More serious damage would be caused by issues with the underlying storage and file system. In such cases it can be necessary to run “extended” repair on the repo to save whatever can be saved and then continue using the repo by re-adding the missing data.
I couldn’t find much documentation on this, except for an old Github issue. So I’m documenting the steps I took for future reference:
Warning: Repairing a repository is a potentially destructive operation and should be run on a copy of the data only
This particular repo was 2.5 TB in size and lost a half dozen data files due to a file system error. The first thing to try would be an ordinary repair run
$ borg check --repair $REPO
In many cases this will be able to repair the repo. You will still loose segments stored in missing data files, but the repo will be good to use again after.
Note that this command can take a long time to run and sometimes it spends hours without disk activity, while recovering segments byte-by-byte. Running it on my 2.5 TB repo locally took about 10 hours.
If you still get errors with this command, you can try rebuilding the index as described here. To do so remove all numbered files (e.g.
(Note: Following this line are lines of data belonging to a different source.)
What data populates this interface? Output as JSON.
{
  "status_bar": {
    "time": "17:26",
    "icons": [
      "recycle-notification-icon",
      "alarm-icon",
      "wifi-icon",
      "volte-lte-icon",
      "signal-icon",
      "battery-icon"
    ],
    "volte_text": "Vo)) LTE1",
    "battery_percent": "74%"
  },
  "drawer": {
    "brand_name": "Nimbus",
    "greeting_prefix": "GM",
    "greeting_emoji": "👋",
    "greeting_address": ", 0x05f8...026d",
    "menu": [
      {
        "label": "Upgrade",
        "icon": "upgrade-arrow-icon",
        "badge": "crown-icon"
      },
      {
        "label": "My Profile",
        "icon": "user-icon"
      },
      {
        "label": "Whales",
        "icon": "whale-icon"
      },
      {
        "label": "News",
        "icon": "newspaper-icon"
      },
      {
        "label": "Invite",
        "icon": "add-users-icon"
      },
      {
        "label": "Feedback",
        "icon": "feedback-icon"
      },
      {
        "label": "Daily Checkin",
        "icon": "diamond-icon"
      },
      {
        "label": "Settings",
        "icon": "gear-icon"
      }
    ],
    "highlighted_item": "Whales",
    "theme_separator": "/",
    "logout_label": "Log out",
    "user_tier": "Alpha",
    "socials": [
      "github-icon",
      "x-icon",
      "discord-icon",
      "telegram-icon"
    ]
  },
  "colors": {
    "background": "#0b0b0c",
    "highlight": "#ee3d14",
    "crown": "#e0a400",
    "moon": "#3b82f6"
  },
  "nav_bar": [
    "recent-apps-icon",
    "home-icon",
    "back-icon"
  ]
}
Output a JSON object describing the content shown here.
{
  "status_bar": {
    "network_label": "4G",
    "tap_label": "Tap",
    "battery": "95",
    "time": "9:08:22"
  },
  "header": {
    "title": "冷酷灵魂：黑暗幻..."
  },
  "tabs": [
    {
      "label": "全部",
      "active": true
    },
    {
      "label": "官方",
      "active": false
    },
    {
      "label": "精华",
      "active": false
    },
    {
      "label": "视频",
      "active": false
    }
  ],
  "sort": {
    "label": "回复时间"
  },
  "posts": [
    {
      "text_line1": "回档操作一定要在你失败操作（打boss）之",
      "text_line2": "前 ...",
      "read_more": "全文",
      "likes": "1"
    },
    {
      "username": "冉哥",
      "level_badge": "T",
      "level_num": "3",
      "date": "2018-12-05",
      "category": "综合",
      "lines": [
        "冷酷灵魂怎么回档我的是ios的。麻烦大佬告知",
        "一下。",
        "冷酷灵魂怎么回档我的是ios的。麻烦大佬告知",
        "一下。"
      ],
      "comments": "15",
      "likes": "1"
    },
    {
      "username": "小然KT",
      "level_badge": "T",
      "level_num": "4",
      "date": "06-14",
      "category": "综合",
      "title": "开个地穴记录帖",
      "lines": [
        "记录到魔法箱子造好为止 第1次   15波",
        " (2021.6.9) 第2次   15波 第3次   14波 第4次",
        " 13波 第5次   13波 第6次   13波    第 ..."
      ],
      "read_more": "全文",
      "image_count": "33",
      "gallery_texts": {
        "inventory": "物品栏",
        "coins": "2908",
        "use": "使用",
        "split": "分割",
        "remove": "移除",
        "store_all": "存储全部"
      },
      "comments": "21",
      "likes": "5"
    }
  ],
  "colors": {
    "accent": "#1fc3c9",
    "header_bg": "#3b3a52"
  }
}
index.38448) out of the repo root
$ rm hints.* index.* integrity.*
After this, run
$ borg -p -v check --repair --repository-only $REPO
Once this succeeds, repair archives:
$ borg check --repair --archives-only $REPO
This will rebuild the index of segments and try to recover any available data. When done, be sure to clear the old cache on other machines:
$ borg delete --cache-only $REPO
This will hopefully make the repo usable again. If you still have issues, head over to Github Discussions and other users may be able to help out.